Our clients include senior management, consulting clients, shareholders of insurance companies, and policyholders of insurance companies. These clients look to us as FCAS actuaries to be able to understand, analyze and communicate complex issues in a reliable manner. The CAS has earned a very high professional reputation from the collective effort of its members over many years. Such a valued reputation may be put at risk by lowering the high minimum standard of knowledge, experience, and understanding of property/casualty insurance issues and risks that is required of a Fellow of the Casualty Actuarial Society.
I have presented many reasons here why offering full Fellowship in the CAS (or substantially close to that) for Fellows of other actuarial societies who have not passed CAS exams is a bad policy. It should not be implemented. The negative effects far outweigh whatever positive benefits may be realized. Awarding the FCAS to people who spent less effort to get their actuarial Fellowship than those who passed the CAS exams seems especially unfair to recent CAS Fellows and current CAS students as they will be competing for the same jobs.
As of this writing, over 80% of the respondents to the Mutual Recognition survey on the CAS Web Site do not want to offer either ACAS or FCAS designations to non-CAS Fellows.
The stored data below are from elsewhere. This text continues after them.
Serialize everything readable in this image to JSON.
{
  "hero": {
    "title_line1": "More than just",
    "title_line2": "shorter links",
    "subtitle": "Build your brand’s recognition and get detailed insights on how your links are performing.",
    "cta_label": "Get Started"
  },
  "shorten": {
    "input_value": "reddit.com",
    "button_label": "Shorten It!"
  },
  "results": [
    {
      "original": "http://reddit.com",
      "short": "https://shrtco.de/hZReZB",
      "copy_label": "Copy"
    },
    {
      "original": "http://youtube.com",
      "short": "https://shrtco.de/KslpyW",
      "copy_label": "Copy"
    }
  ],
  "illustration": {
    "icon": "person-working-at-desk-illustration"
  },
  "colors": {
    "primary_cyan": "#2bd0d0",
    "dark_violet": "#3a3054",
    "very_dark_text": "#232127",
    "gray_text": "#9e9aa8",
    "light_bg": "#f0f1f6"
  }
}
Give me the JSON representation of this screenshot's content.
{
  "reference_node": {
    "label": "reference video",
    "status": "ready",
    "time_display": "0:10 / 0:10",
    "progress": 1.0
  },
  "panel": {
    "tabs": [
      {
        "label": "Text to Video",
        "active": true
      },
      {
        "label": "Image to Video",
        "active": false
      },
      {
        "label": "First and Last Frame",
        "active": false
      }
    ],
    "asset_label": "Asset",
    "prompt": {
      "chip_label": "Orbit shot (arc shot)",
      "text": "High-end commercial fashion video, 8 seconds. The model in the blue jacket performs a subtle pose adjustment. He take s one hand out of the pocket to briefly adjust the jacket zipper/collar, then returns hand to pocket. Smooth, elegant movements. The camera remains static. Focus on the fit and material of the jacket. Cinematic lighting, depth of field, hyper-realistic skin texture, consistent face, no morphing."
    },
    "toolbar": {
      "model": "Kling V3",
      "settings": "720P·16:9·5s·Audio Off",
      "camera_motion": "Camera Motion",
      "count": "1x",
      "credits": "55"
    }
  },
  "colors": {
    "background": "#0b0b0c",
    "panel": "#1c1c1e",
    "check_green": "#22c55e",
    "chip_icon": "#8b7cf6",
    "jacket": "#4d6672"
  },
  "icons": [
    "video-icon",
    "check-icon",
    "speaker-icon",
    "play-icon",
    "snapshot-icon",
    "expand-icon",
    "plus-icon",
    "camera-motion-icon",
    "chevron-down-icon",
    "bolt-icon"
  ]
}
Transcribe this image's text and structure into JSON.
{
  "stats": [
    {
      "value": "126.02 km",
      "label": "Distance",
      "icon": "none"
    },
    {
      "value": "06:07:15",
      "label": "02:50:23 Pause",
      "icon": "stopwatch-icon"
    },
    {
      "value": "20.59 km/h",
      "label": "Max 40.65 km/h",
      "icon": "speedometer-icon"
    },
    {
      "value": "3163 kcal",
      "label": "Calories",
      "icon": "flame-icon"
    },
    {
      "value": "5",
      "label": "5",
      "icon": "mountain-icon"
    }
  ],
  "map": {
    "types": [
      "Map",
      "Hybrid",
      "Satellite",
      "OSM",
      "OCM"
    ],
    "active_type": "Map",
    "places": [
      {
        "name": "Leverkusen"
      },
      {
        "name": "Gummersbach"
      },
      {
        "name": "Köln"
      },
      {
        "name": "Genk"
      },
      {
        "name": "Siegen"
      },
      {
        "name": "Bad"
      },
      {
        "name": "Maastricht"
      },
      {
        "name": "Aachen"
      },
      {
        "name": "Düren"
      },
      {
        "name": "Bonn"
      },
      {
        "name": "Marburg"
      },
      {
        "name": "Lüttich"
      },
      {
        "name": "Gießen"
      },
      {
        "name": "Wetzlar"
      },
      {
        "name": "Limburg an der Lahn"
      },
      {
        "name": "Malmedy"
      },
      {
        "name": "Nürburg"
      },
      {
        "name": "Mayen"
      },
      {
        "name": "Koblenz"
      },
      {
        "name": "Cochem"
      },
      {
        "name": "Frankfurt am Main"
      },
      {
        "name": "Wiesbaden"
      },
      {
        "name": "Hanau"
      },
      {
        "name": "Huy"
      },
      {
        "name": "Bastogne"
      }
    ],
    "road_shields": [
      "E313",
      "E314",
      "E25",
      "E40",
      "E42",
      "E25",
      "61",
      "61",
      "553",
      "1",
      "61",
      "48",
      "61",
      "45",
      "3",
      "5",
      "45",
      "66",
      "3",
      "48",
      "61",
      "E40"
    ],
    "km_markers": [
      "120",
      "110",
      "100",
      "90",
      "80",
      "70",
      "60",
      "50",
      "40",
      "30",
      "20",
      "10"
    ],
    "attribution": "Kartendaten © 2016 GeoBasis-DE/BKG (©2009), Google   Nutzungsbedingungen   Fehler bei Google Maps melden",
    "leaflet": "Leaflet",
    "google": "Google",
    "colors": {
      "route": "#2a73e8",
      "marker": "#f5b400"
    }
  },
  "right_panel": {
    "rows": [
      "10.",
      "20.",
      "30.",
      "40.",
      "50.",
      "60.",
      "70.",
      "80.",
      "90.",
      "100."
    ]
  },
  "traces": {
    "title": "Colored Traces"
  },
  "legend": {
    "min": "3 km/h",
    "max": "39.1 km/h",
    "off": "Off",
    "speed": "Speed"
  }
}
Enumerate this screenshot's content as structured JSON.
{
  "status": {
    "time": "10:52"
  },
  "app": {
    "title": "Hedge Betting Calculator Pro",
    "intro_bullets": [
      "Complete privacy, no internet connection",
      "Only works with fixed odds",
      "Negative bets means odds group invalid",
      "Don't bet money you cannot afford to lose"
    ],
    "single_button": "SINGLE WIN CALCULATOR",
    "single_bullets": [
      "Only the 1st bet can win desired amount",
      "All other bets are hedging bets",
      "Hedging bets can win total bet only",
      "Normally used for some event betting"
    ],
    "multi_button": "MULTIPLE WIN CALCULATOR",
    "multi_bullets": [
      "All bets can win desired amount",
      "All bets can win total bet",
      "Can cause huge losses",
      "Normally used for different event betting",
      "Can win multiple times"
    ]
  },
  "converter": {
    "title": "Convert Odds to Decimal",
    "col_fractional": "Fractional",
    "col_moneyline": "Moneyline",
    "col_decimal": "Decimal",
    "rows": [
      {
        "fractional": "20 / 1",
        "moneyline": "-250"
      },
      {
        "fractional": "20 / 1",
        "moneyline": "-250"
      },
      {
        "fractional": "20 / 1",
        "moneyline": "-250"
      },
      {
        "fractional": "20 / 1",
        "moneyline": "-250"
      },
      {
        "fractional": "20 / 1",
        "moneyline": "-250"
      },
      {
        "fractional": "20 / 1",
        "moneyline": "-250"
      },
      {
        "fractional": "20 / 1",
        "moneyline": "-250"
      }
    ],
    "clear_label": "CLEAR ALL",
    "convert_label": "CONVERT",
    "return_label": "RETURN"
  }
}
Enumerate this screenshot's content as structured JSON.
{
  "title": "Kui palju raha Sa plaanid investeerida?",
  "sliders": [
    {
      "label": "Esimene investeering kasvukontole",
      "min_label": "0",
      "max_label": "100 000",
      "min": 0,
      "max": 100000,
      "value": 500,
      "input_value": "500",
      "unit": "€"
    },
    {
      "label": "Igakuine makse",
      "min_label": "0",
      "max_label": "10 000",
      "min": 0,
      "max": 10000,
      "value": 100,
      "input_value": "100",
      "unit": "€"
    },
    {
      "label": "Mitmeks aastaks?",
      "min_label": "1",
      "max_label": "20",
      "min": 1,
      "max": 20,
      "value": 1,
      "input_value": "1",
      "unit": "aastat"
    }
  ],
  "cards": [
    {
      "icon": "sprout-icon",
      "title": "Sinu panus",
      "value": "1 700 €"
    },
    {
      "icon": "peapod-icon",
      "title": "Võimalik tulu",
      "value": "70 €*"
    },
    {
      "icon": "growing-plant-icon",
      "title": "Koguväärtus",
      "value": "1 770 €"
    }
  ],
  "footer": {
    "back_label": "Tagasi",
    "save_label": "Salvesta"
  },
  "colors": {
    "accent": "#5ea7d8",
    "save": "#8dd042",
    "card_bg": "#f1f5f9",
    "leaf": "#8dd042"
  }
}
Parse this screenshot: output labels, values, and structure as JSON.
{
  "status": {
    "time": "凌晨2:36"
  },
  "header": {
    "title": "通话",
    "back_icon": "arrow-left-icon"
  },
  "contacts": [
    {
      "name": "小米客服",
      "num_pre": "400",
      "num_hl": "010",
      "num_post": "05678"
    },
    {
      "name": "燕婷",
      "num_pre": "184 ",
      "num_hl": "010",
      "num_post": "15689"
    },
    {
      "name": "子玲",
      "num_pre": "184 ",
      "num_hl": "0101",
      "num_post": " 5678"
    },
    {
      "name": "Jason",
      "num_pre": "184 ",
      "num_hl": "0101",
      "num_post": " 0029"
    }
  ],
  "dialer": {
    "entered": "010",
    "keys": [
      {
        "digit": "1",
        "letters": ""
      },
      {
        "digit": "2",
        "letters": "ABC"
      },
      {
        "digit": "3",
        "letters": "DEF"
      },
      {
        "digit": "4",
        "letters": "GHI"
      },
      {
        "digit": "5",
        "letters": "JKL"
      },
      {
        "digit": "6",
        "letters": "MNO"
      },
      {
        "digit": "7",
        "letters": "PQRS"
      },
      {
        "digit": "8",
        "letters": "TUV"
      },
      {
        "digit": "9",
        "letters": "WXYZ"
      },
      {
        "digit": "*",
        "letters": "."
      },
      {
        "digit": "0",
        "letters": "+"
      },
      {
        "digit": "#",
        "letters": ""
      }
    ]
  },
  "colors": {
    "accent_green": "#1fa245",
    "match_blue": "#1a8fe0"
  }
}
The consensus seems to be that we position ourselves to maintain our worldwide leadership role in the property-casualty area and continue to guarantee that the FCAS designation denotes a high level of training.
What is a good Mutual Recognition policy? The appropriate level of credit to give for non-CAS exams towards the CAS designations is five out of nine exams (under the 2000 syllabus). In other words, the CAS should give no more than 5/9 credit towards the FCAS designaton and 5/7 credit towards the ACAS designation. I think the CAS Syllabus sates it well: "Individuals who claim competence in the areas covered by the examinations should not have difficulty demonstrating their competence by participating in the examination process."